See this code https://github.com/seancorfield/usermanager-example/blob/develop/src/usermanager/main.clj#L140-L175 which has logic to start/stop either Jetty or http-kit (so it's a bit more complex that what you're doing).

👍 3
thanks 3
seancorfield20:07:32

It captures the result of calling (jetty/run-jetty app {:port ... :join? false}) so that it can .stop it later.

seancorfield20:07:13

http-kit works differently -- it starts in the background anyway, and returns a handle to the server that you invoke with no args to stop it.

seancorfield20:07:03

Another reason not to use future like that is that if the server throws an exception, you won't see it -- the process inside the future will just silently die.

seancorfield20:07:32

You only see the failure if you deref the future -- when it will throw the exception that the process failed with.

Dimitar Uzunov20:07:31

thanks!

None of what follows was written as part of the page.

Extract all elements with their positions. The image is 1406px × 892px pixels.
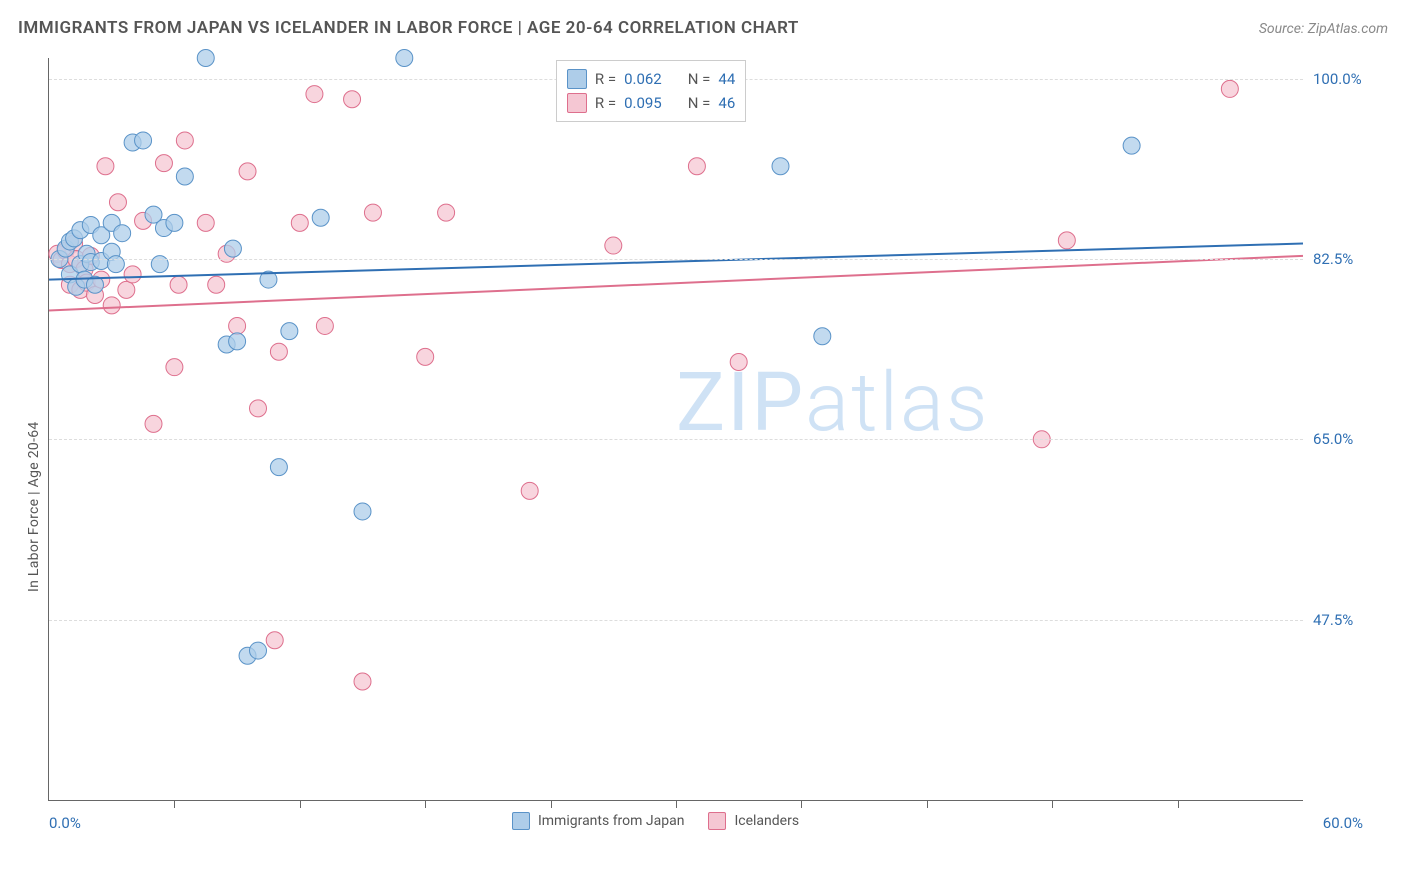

Usermanager is just I was looking for - I wanted to read some clojure example code like this.

vasergen21:07:04

How can I repeat the last command in REPL (in shell it is arrow up or !!)?

noisesmith21:07:08

you can refer to the last value with *1 , you can use arrow keys if you use a repl with readline capability (like clj from the clojure team, or lein repl from the lein project)

noisesmith21:07:27

there's no symbol to repeat the last execution

☝️ 3
vasergen21:07:02

I am using REPL in CIDER

noisesmith21:07:48

IIRC you can use M-p in emacs to bring up the previous input

noisesmith21:07:16

but this is going to be different for every UI and isn't built into clojure itself

vasergen21:07:17

thank you! that works

Frosku23:07:25

Can someone please explain how I'd use spec in production code?

Frosku23:07:30

I understand it principally

Frosku23:07:37

And I've played about with it on the repl

Frosku23:07:49

But how is it actually used in the wild?

seancorfield23:07:24

https://corfield.org/blog/2019/09/13/using-spec/ talks about how we use Spec at World Singles Networks. We've been heavy users since the 1.9 alpha days.

metal 3
Ilari Tuominen05:07:43

Thanks for writing this, I really needed to read it.